None of this is a problem in the sense that the original games are lost to time, but Nvidia is RTX-washing these old games to make something, anything that its next-gen graphics cards can sink their teeth into. It’s taking the most beloved of childhood memories and hoping that a nostalgia drip and a fresh coat of Captain Phasma suit paint will be enough to sway gamers to buy something that’s otherwise pretty redundant.
Realism isn’t always better
Ray tracing in games can look beautiful, I won’t argue with that. But it doesn’t always look better. Take the haphazard way it was implemented in Hitman 3. While the lighting there looks more realistic, it often loses the cinematic feel of the original game’s baked-in lighting. It sacrifices that developer intention in exchange for an (RTX) badge of realism, which nobody really asked for.
It’s the same way Lord of the Rings fans felt when getting their first glimpse of the high frame rate Hobbit movies. What was supposed to make them look and feel more realistic just made them look like soap operas. In a quest for greater fidelity, we lost the magic of what makes movies an escapist experience.
Nvidia is doing the same thing, and charging far more than a movie ticket for the “privilege.”
Not only do you have to pay out at least $900 for an RTX 4000 graphics card, but you lose so much of what made the original Portal great. Along with the disused coldness of the facility, Portal RTX also sacrifices some of the little lighting cues that would subtlety let you know where to place your portals. No need for those when we have realistic ray tracing. The checkerboard floor textures that hinted at the kind of high-speed maneuver you needed to do are gone too. The new (reflective) glass texture on the floor buttons makes them almost invisible in dark scenes, hindering puzzle progression.

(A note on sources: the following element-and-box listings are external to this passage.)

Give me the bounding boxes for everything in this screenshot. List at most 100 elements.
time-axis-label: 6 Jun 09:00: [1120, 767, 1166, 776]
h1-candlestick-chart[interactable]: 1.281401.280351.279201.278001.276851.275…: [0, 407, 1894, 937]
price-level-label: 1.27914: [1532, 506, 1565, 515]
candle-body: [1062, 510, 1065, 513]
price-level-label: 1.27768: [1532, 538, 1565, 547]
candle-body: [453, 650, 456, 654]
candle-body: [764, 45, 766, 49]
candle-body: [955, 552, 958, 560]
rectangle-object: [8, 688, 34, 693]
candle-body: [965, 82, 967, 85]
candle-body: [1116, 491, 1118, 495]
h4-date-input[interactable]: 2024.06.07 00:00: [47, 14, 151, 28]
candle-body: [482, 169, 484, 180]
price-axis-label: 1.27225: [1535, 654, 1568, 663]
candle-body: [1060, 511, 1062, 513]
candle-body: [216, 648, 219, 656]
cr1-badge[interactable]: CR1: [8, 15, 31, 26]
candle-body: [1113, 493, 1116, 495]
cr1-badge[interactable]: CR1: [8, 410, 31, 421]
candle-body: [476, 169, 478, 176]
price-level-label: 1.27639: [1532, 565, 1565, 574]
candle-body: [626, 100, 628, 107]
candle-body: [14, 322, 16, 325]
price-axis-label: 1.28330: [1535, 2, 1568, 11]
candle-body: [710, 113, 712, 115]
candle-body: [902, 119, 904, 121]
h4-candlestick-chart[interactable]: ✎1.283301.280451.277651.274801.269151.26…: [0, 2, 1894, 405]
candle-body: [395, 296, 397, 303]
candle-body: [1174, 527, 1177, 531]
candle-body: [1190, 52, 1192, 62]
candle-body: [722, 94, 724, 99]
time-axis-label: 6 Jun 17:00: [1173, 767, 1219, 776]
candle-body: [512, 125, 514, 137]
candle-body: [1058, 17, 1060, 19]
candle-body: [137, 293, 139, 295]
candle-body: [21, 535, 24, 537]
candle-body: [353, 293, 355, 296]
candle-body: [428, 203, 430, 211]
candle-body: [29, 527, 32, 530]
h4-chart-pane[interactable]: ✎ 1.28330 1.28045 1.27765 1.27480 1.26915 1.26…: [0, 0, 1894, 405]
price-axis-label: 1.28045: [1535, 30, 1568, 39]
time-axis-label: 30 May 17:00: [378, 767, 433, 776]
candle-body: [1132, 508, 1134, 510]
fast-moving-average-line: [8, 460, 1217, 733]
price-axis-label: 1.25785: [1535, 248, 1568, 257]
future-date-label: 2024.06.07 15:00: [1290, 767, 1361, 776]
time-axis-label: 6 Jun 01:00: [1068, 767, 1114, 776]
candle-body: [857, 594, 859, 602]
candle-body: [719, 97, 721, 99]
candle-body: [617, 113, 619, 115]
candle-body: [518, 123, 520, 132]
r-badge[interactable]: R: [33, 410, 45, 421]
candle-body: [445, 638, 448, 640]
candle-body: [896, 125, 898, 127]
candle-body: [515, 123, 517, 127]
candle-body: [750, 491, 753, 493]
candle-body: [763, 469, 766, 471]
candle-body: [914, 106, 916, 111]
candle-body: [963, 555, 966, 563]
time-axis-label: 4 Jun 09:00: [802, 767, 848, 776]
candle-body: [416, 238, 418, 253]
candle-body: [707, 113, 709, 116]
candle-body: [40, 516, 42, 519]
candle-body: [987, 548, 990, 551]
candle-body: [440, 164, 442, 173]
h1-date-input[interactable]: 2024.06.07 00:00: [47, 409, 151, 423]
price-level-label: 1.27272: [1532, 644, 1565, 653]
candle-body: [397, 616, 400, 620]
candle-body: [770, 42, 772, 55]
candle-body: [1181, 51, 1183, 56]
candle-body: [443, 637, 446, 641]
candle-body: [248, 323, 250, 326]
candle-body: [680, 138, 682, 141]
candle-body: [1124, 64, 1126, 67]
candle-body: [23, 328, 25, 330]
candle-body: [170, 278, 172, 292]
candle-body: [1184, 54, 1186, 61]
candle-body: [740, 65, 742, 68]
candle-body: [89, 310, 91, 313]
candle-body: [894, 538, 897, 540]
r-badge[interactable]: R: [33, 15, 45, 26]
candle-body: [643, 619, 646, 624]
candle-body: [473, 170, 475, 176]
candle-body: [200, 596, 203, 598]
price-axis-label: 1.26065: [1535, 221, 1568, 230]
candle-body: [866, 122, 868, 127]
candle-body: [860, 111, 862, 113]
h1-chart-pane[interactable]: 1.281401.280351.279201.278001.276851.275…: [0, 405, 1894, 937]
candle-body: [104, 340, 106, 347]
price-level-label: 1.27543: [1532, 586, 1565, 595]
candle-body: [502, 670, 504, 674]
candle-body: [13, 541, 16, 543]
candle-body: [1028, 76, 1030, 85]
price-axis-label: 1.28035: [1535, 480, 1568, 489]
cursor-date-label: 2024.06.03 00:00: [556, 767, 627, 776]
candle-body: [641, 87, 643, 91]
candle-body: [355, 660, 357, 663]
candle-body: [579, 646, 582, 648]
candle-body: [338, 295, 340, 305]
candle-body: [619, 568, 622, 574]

Is all of that worth sacrificing for a game that has a more photorealistic look at first glance? For fans of the original game, it’s a resounding no.
But Portal RTX isn’t the kind of showcase that’s going to convince anyone, Portal fans or not.

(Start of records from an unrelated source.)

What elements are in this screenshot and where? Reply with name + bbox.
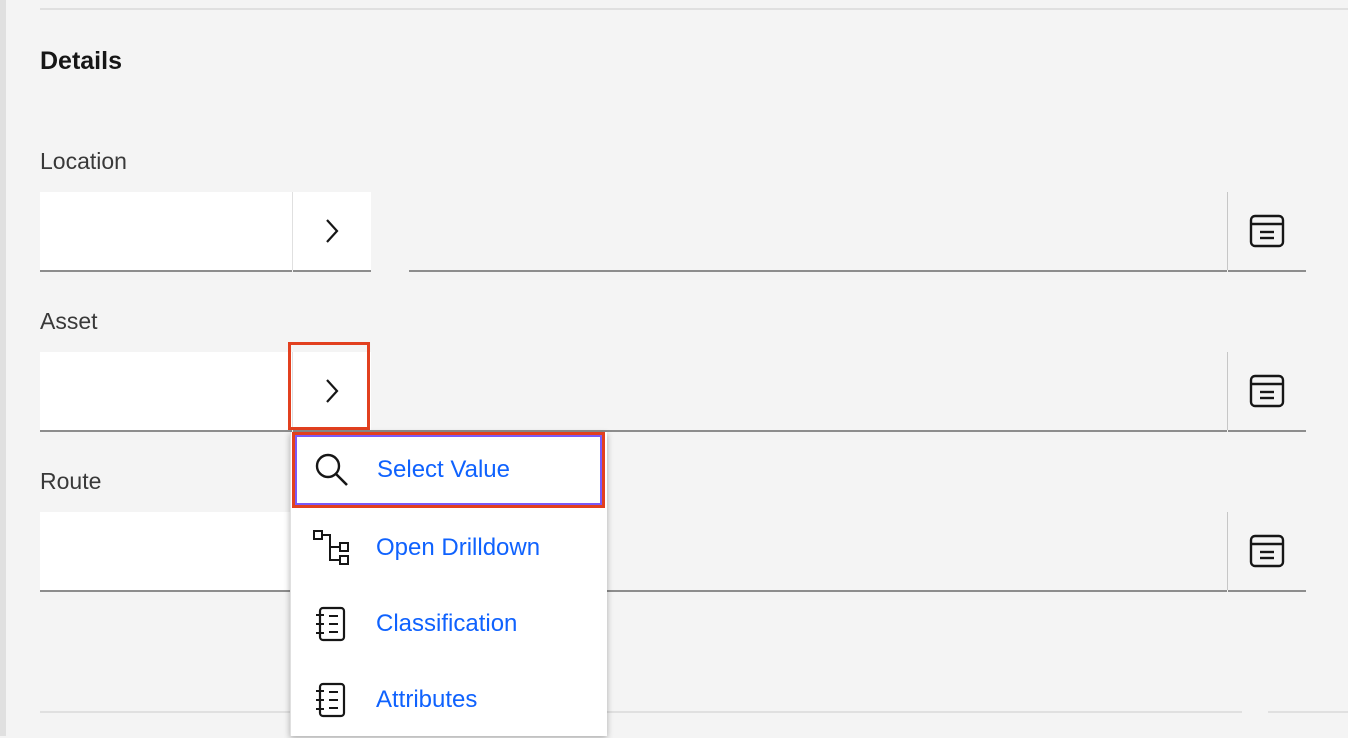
archive-icon [1249, 534, 1285, 568]
menu-item-label: Open Drilldown [376, 534, 541, 561]
hierarchy-icon [311, 528, 351, 568]
route-input[interactable] [40, 512, 292, 592]
location-input[interactable] [40, 192, 292, 272]
list-book-icon [311, 604, 351, 644]
chevron-right-icon [326, 219, 339, 243]
search-icon [312, 450, 352, 490]
section-title: Details [40, 47, 122, 75]
route-label: Route [40, 468, 102, 494]
asset-menu-highlight [288, 342, 370, 430]
asset-details-button[interactable] [1227, 352, 1306, 432]
left-border [0, 0, 6, 736]
location-description [409, 192, 1227, 272]
menu-item-label: Classification [376, 610, 518, 637]
location-menu-button[interactable] [292, 192, 371, 272]
route-details-button[interactable] [1227, 512, 1306, 592]
archive-icon [1249, 374, 1285, 408]
bottom-divider [40, 711, 290, 713]
archive-icon [1249, 214, 1285, 248]
asset-input[interactable] [40, 352, 292, 432]
asset-description [371, 352, 1227, 432]
list-book-icon [311, 680, 351, 720]
menu-item-label: Select Value [377, 456, 510, 483]
menu-item-label: Attributes [376, 686, 478, 713]
asset-label: Asset [40, 308, 98, 334]
menu-item-classification[interactable]: Classification [291, 586, 607, 662]
location-details-button[interactable] [1227, 192, 1306, 272]
top-divider [40, 8, 1348, 10]
bottom-divider [1268, 711, 1348, 713]
asset-context-menu: Select Value Open Drilldown Classificati… [290, 432, 607, 736]
menu-item-select-value[interactable]: Select Value [292, 432, 605, 508]
bottom-divider [606, 711, 1242, 713]
menu-item-open-drilldown[interactable]: Open Drilldown [291, 510, 607, 586]
location-label: Location [40, 148, 127, 174]
menu-item-attributes[interactable]: Attributes [291, 662, 607, 738]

Leave remix to the modders
It’s quite possible that Nvidia built Portal RTX to test out its RTX Remix tool and just decided to release it because it was kind of cool. Which it is, with all the aforementioned caveats considered. As a modding tool, RTX Remix is really exciting, and modders who respect the original game design choices are going to do some amazing work over the coming years to reinvent and revitalize some classics.
But without any flagship games to showcase it’s capabilities, Nvidia pitched Portal RTX as one of the main reasons to buy an RTX 4090. It showed it off in its vague performance graphs as an indicator of just how good the next-generation graphics cards were.
Considering our conclusion is that the RTX 4090 is a giant waste of money, I don’t think it succeeded.
But ray tracing still has heaps of potential. Games made with ray tracing in mind really do look stunning. Upcoming games like Plague Tale: Requiem would have been a good showcase of what the RTX 4000 cards can do. So where was it? S.T.A.L.K.E.R. 2 is coming next year. That’s got fancy ray traced lighting. Maybe that will be worth upgrading to an RTX 4000 GPU for. Maybe that could have been a good showcase.
But instead we got Portal RTX, and a version of Cyberpunk that can’t run on even the latest hardware unless DLSS makes up frames for it. It was a poor showing, and really highlights the strange position Nvidia is in, where it’s making hardware to add something to games that most people just aren’t sold on yet. Clearly, that’s at least partly because Nvidia hasn’t figured out how to sell it yet, either — espite it having had years to figure this out.
Portal RTX looks amazing, but Portal isn’t supposed to look amazing. Minecraft RTX looks gorgeous, but Minecraft’s not supposed to look like that either. Give us a playable Racer RTX. Until we get some actual new games, the RTX 4090 is going to continue feeling like a waste of power.